Stop Ghosting your Candidates and Give Me My ‘NO’!
- Balance of Power

- Oct 3, 2024
- 4 min read
Finding a new job is hard.. You spend hours looking for open positions, checking the descriptions, adjusting your CV, and drafting cover letters. So far, so expected, but many modern day companies ask more of you before even offering you an interview: Please provide a work sample (and no, it doesn’t matter if your previous work was confidential). Would you do this assessment or fill out these forms? Can you also complete a written assignment? Oh, don’t forget to answer all these questions about your life and character. We also need you to do all of this exactly how we want and at our own convenience. It really doesn’t matter if you have work or other obligations, we need to fill this spot ASAP. Oh, you don’t have 3+ hours available to do this written assignment (yes, really) or you can’t work around us with 1-2 days’ notice? Too bad, you snooze, you lose, not our problem.
So what do you do? What can you do? You jump through the hoops of course, because you want the job. At this point, you need that job. Maybe, just maybe, you get invited to an interview. If you get the interview you will do the preparatory work: read up on the company, research the relevant topics, make yourself up to be a likable, malleable little worker bug. If the interview is in person, you take time off to go to their office. You are nice and polite to everyone as you explain your person, justify some life choices, prove that everything you wrote in the application was your original experiences, and give as many details as possible to back it all up. All while being perfectly professional and charismatic in front of a committee of strangers.
Then- what? Some companies will have you do 2, 3, 4, even 5 more rounds of interviews. And then? Maybe you get a rejection, which is okay, it is a part of life. You expect to be rejected, you know that it is an inescapable part of the job search. But perhaps, and more often than not, you are ghosted. No feedback, no calls, nothing. Your emails go unanswered and any responses you do get are clearly giving you the runaround. Maybe you assume the assignments they required you to complete are now being used by their paid employees, and you sigh as you put yet another ‘Ghosted’ in the response section of your application tracker. Having dedicated hours of your life to tailoring your application materials, completing unpaid assignments, and rearranging your schedule to accommodate them, you push your frustration aside to try and focus on the next application, hoping this one will go differently.

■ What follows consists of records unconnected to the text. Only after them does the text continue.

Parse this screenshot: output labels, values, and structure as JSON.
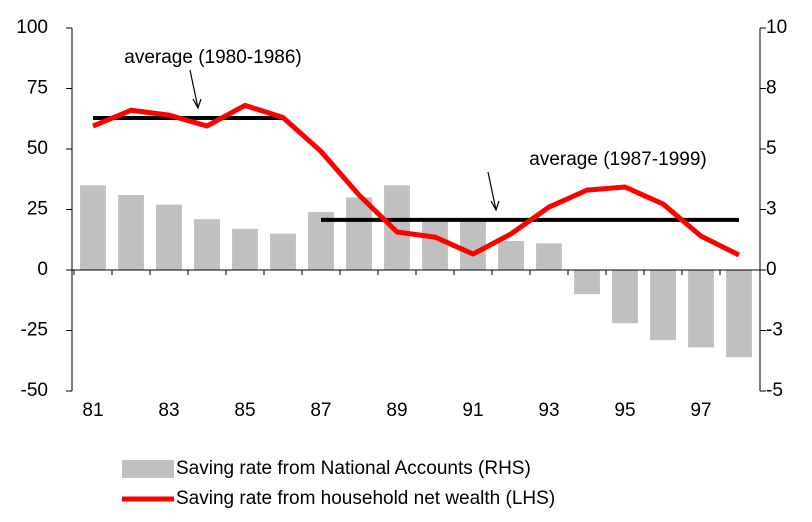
{
  "chart_data": {
    "type": "bar+line",
    "categories": [
      "81",
      null,
      "83",
      null,
      "85",
      null,
      "87",
      null,
      "89",
      null,
      "91",
      null,
      "93",
      null,
      "95",
      null,
      "97",
      null
    ],
    "series": [
      {
        "name": "Saving rate from National Accounts (RHS)",
        "type": "bar",
        "axis": "y2",
        "color": "#c0c0c0",
        "values": [
          3.5,
          3.1,
          2.7,
          2.1,
          1.7,
          1.5,
          2.4,
          3.0,
          3.5,
          2.0,
          2.0,
          1.2,
          1.1,
          -1.0,
          -2.2,
          -2.9,
          -3.2,
          -3.6
        ]
      },
      {
        "name": "Saving rate from household net wealth (LHS)",
        "type": "line",
        "axis": "y",
        "color": "#ff0000",
        "values": [
          59.5,
          66,
          64,
          59.5,
          68,
          63,
          49,
          31,
          15.7,
          13.6,
          6.6,
          14.9,
          26,
          33,
          34.3,
          27.3,
          14,
          6.2
        ]
      }
    ],
    "annotations": [
      {
        "label": "average (1980-1986)",
        "value": 62.8
      },
      {
        "label": "average (1987-1999)",
        "value": 20.7
      }
    ],
    "ylim": [
      -50,
      100
    ],
    "yticks": [
      -50,
      -25,
      0,
      25,
      50,
      75,
      100
    ],
    "y2lim": [
      -5,
      10
    ],
    "y2ticks": [
      -5,
      {
        "value": -2.5,
        "label": "-3"
      },
      0,
      {
        "value": 2.5,
        "label": "3"
      },
      5,
      {
        "value": 7.5,
        "label": "8"
      },
      10
    ],
    "legend": "bottom"
  }
}
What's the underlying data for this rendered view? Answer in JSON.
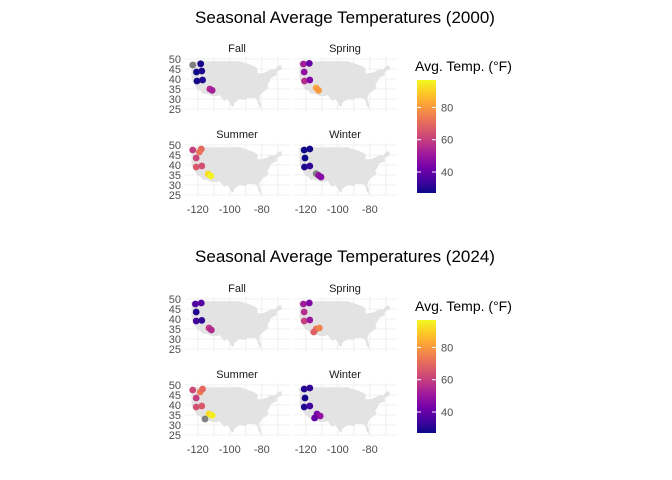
{
  "chart_data": [
    {
      "type": "scatter",
      "title": "Seasonal Average Temperatures (2000)",
      "xlabel": "",
      "ylabel": "",
      "x_ticks": [
        "-120",
        "-100",
        "-80"
      ],
      "y_ticks": [
        "25",
        "30",
        "35",
        "40",
        "45",
        "50"
      ],
      "xlim": [
        -128,
        -63
      ],
      "ylim": [
        24,
        51
      ],
      "legend": {
        "title": "Avg. Temp. (°F)",
        "ticks": [
          "40",
          "60",
          "80"
        ],
        "range": [
          27,
          97
        ],
        "colormap": "plasma",
        "position": "right"
      },
      "facets": [
        {
          "label": "Fall",
          "points": [
            {
              "lon": -123.2,
              "lat": 47.0,
              "temp": null
            },
            {
              "lon": -118.2,
              "lat": 47.6,
              "temp": 28
            },
            {
              "lon": -120.8,
              "lat": 43.5,
              "temp": 27
            },
            {
              "lon": -117.5,
              "lat": 44.0,
              "temp": 29
            },
            {
              "lon": -120.5,
              "lat": 39.0,
              "temp": 28
            },
            {
              "lon": -117.0,
              "lat": 39.5,
              "temp": 30
            },
            {
              "lon": -112.5,
              "lat": 35.0,
              "temp": 55
            },
            {
              "lon": -111.0,
              "lat": 34.3,
              "temp": 52
            }
          ]
        },
        {
          "label": "Spring",
          "points": [
            {
              "lon": -121.5,
              "lat": 47.5,
              "temp": 52
            },
            {
              "lon": -117.8,
              "lat": 47.8,
              "temp": 40
            },
            {
              "lon": -121.0,
              "lat": 43.5,
              "temp": 48
            },
            {
              "lon": -120.8,
              "lat": 39.0,
              "temp": 56
            },
            {
              "lon": -117.5,
              "lat": 39.5,
              "temp": 45
            },
            {
              "lon": -113.5,
              "lat": 35.5,
              "temp": 82
            },
            {
              "lon": -112.0,
              "lat": 34.3,
              "temp": 80
            }
          ]
        },
        {
          "label": "Summer",
          "points": [
            {
              "lon": -123.2,
              "lat": 47.5,
              "temp": 60
            },
            {
              "lon": -117.8,
              "lat": 48.0,
              "temp": 70
            },
            {
              "lon": -119.0,
              "lat": 46.5,
              "temp": 72
            },
            {
              "lon": -121.0,
              "lat": 43.5,
              "temp": 62
            },
            {
              "lon": -121.0,
              "lat": 39.0,
              "temp": 66
            },
            {
              "lon": -117.5,
              "lat": 39.5,
              "temp": 64
            },
            {
              "lon": -113.5,
              "lat": 35.5,
              "temp": 92
            },
            {
              "lon": -111.8,
              "lat": 34.5,
              "temp": 96
            }
          ]
        },
        {
          "label": "Winter",
          "points": [
            {
              "lon": -121.0,
              "lat": 47.5,
              "temp": 27
            },
            {
              "lon": -117.5,
              "lat": 48.0,
              "temp": 28
            },
            {
              "lon": -120.5,
              "lat": 43.5,
              "temp": 27
            },
            {
              "lon": -120.8,
              "lat": 39.0,
              "temp": 29
            },
            {
              "lon": -117.5,
              "lat": 39.5,
              "temp": 32
            },
            {
              "lon": -113.5,
              "lat": 35.7,
              "temp": null
            },
            {
              "lon": -112.0,
              "lat": 34.8,
              "temp": 48
            },
            {
              "lon": -110.5,
              "lat": 34.0,
              "temp": 46
            }
          ]
        }
      ]
    },
    {
      "type": "scatter",
      "title": "Seasonal Average Temperatures (2024)",
      "xlabel": "",
      "ylabel": "",
      "x_ticks": [
        "-120",
        "-100",
        "-80"
      ],
      "y_ticks": [
        "25",
        "30",
        "35",
        "40",
        "45",
        "50"
      ],
      "xlim": [
        -128,
        -63
      ],
      "ylim": [
        24,
        51
      ],
      "legend": {
        "title": "Avg. Temp. (°F)",
        "ticks": [
          "40",
          "60",
          "80"
        ],
        "range": [
          27,
          97
        ],
        "colormap": "plasma",
        "position": "right"
      },
      "facets": [
        {
          "label": "Fall",
          "points": [
            {
              "lon": -121.5,
              "lat": 47.5,
              "temp": 36
            },
            {
              "lon": -117.8,
              "lat": 48.0,
              "temp": 38
            },
            {
              "lon": -121.0,
              "lat": 43.5,
              "temp": 30
            },
            {
              "lon": -121.0,
              "lat": 39.0,
              "temp": 34
            },
            {
              "lon": -117.5,
              "lat": 39.3,
              "temp": 32
            },
            {
              "lon": -113.0,
              "lat": 35.5,
              "temp": 58
            },
            {
              "lon": -111.5,
              "lat": 34.5,
              "temp": 55
            }
          ]
        },
        {
          "label": "Spring",
          "points": [
            {
              "lon": -121.5,
              "lat": 47.5,
              "temp": 52
            },
            {
              "lon": -117.8,
              "lat": 48.0,
              "temp": 45
            },
            {
              "lon": -121.0,
              "lat": 43.5,
              "temp": 56
            },
            {
              "lon": -121.0,
              "lat": 39.0,
              "temp": 60
            },
            {
              "lon": -117.5,
              "lat": 39.5,
              "temp": 50
            },
            {
              "lon": -113.5,
              "lat": 35.0,
              "temp": 72
            },
            {
              "lon": -111.5,
              "lat": 35.5,
              "temp": 76
            },
            {
              "lon": -115.0,
              "lat": 33.5,
              "temp": 68
            }
          ]
        },
        {
          "label": "Summer",
          "points": [
            {
              "lon": -123.2,
              "lat": 47.5,
              "temp": 62
            },
            {
              "lon": -118.5,
              "lat": 46.5,
              "temp": 74
            },
            {
              "lon": -117.0,
              "lat": 48.0,
              "temp": 70
            },
            {
              "lon": -121.0,
              "lat": 43.5,
              "temp": 60
            },
            {
              "lon": -121.0,
              "lat": 39.0,
              "temp": 64
            },
            {
              "lon": -117.5,
              "lat": 39.5,
              "temp": 66
            },
            {
              "lon": -113.0,
              "lat": 35.5,
              "temp": 92
            },
            {
              "lon": -111.0,
              "lat": 34.8,
              "temp": 95
            },
            {
              "lon": -115.5,
              "lat": 33.0,
              "temp": null
            }
          ]
        },
        {
          "label": "Winter",
          "points": [
            {
              "lon": -121.0,
              "lat": 48.0,
              "temp": 30
            },
            {
              "lon": -117.5,
              "lat": 48.5,
              "temp": 32
            },
            {
              "lon": -120.5,
              "lat": 43.5,
              "temp": 28
            },
            {
              "lon": -121.0,
              "lat": 39.0,
              "temp": 30
            },
            {
              "lon": -117.5,
              "lat": 39.5,
              "temp": 34
            },
            {
              "lon": -113.0,
              "lat": 35.5,
              "temp": 44
            },
            {
              "lon": -111.0,
              "lat": 34.5,
              "temp": 48
            },
            {
              "lon": -114.5,
              "lat": 33.5,
              "temp": 40
            }
          ]
        }
      ]
    }
  ]
}
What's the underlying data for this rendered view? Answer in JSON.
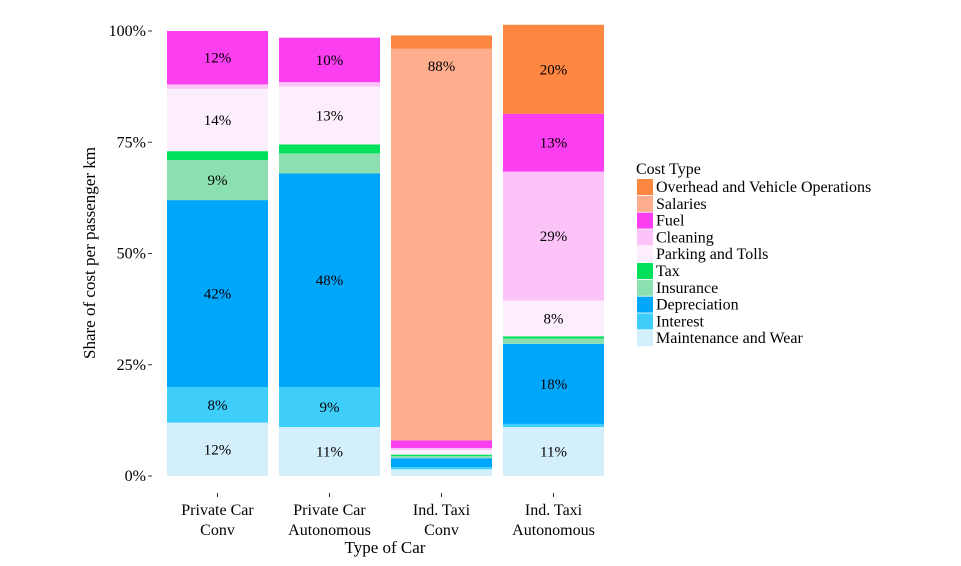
{
  "chart_data": {
    "type": "bar",
    "stacked": true,
    "title": "",
    "xlabel": "Type of Car",
    "ylabel": "Share of cost per passenger km",
    "ylim": [
      0,
      100
    ],
    "y_ticks": [
      "0%",
      "25%",
      "50%",
      "75%",
      "100%"
    ],
    "y_tick_values": [
      0,
      25,
      50,
      75,
      100
    ],
    "grid": false,
    "legend_position": "right",
    "legend_title": "Cost Type",
    "categories": [
      [
        "Private Car",
        "Conv"
      ],
      [
        "Private Car",
        "Autonomous"
      ],
      [
        "Ind. Taxi",
        "Conv"
      ],
      [
        "Ind. Taxi",
        "Autonomous"
      ]
    ],
    "series": [
      {
        "name": "Maintenance and Wear",
        "color": "#d3effb",
        "values": [
          12,
          11,
          1.5,
          11
        ]
      },
      {
        "name": "Interest",
        "color": "#3fcdfa",
        "values": [
          8,
          9,
          0.5,
          0.7
        ]
      },
      {
        "name": "Depreciation",
        "color": "#00a6fa",
        "values": [
          42,
          48,
          2,
          18
        ]
      },
      {
        "name": "Insurance",
        "color": "#8cdfb0",
        "values": [
          9,
          4.5,
          0.5,
          1.2
        ]
      },
      {
        "name": "Tax",
        "color": "#00e05a",
        "values": [
          2,
          2,
          0.3,
          0.5
        ]
      },
      {
        "name": "Parking and Tolls",
        "color": "#fceefc",
        "values": [
          14,
          13,
          1.0,
          8
        ]
      },
      {
        "name": "Cleaning",
        "color": "#fcc3f8",
        "values": [
          1,
          1,
          0.5,
          29
        ]
      },
      {
        "name": "Fuel",
        "color": "#fa3ef0",
        "values": [
          12,
          10,
          1.7,
          13
        ]
      },
      {
        "name": "Salaries",
        "color": "#feae8c",
        "values": [
          0,
          0,
          88,
          0
        ]
      },
      {
        "name": "Overhead and Vehicle Operations",
        "color": "#fd8640",
        "values": [
          0,
          0,
          3,
          20
        ]
      }
    ],
    "data_labels": [
      {
        "category": 0,
        "series": "Maintenance and Wear",
        "text": "12%"
      },
      {
        "category": 0,
        "series": "Interest",
        "text": "8%"
      },
      {
        "category": 0,
        "series": "Depreciation",
        "text": "42%"
      },
      {
        "category": 0,
        "series": "Insurance",
        "text": "9%"
      },
      {
        "category": 0,
        "series": "Parking and Tolls",
        "text": "14%"
      },
      {
        "category": 0,
        "series": "Fuel",
        "text": "12%"
      },
      {
        "category": 1,
        "series": "Maintenance and Wear",
        "text": "11%"
      },
      {
        "category": 1,
        "series": "Interest",
        "text": "9%"
      },
      {
        "category": 1,
        "series": "Depreciation",
        "text": "48%"
      },
      {
        "category": 1,
        "series": "Parking and Tolls",
        "text": "13%"
      },
      {
        "category": 1,
        "series": "Fuel",
        "text": "10%"
      },
      {
        "category": 2,
        "series": "Salaries",
        "text": "88%",
        "anchor": "top"
      },
      {
        "category": 3,
        "series": "Maintenance and Wear",
        "text": "11%"
      },
      {
        "category": 3,
        "series": "Depreciation",
        "text": "18%"
      },
      {
        "category": 3,
        "series": "Parking and Tolls",
        "text": "8%"
      },
      {
        "category": 3,
        "series": "Cleaning",
        "text": "29%"
      },
      {
        "category": 3,
        "series": "Fuel",
        "text": "13%"
      },
      {
        "category": 3,
        "series": "Overhead and Vehicle Operations",
        "text": "20%"
      }
    ],
    "legend_order": [
      "Overhead and Vehicle Operations",
      "Salaries",
      "Fuel",
      "Cleaning",
      "Parking and Tolls",
      "Tax",
      "Insurance",
      "Depreciation",
      "Interest",
      "Maintenance and Wear"
    ]
  }
}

Now, we can all agree that just applying and completing assignments does not entitle one to a job - although the problem of unpaid assignments is a whole other can of worms we won’t get into here. However, we are owed our rejections at the very least. Give me my ‘no’, give me closure so I can move on with my life! Especially because being ghosted for three months doesn’t necessarily mean you didn’t get the job. Our friends have received interview requests 6+ months after submitting an application (the record being a stunning 15 months)! So if you find your dream job that you are more than qualified for, you might end up emotionally hanging on to that application long after the company has moved on, because it’s not unheard of to get a response months and months after, and you were never actually told you didn’t make it to the next stage. If you’re going to ask me to dedicate a non insignificant amount of time and effort to your company when I’m not even on the payroll, at the very least I’m owed that ‘No’.
The power imbalance between companies and job seekers is ridiculously high. Recruiters and HR, or whoever is really in charge of those final decisions, can simply throw all the basic rules and conventions of social interactions and politeness out the window and do one of the most unprofessional things one can do:: ghost us. Meanwhile, we have to double check every email we write and maintain pristine composure - never showing impatience or frustration with their ‘process’ even when it means being led on for months and months just to have the offer pulled at the last minute. Or even to be told: ‘actually we don’t have the budget for this position so we are canceling it entirely, oops, sorry’. All the while, we are being treated in the most unprofessional manner by people who clearly do not care about the humans behind the applications. Why is our character so important if companies can treat us like crap and get away with it? Why must we justify our life choices while not receiving even an iota of feedback on our application, interviews, or assignments, or any reasoning that another candidate was selected, beyond ‘we went with a more qualified candidate’? Or ‘we wanted to go in a different direction with this position.’ What does that even mean, especially when many of us are applying to positions we are sufficiently, if not overqualified for?
This treatment is beyond unfair and reflects the capitalist society we live in that sees humans as expendable capital in the pursuit of profit. It reflects the growing cultural norm that expects candidates to meet unattainable standards while companies can slack, resting easy in the knowledge that there is always enough desperation out there to find someone else.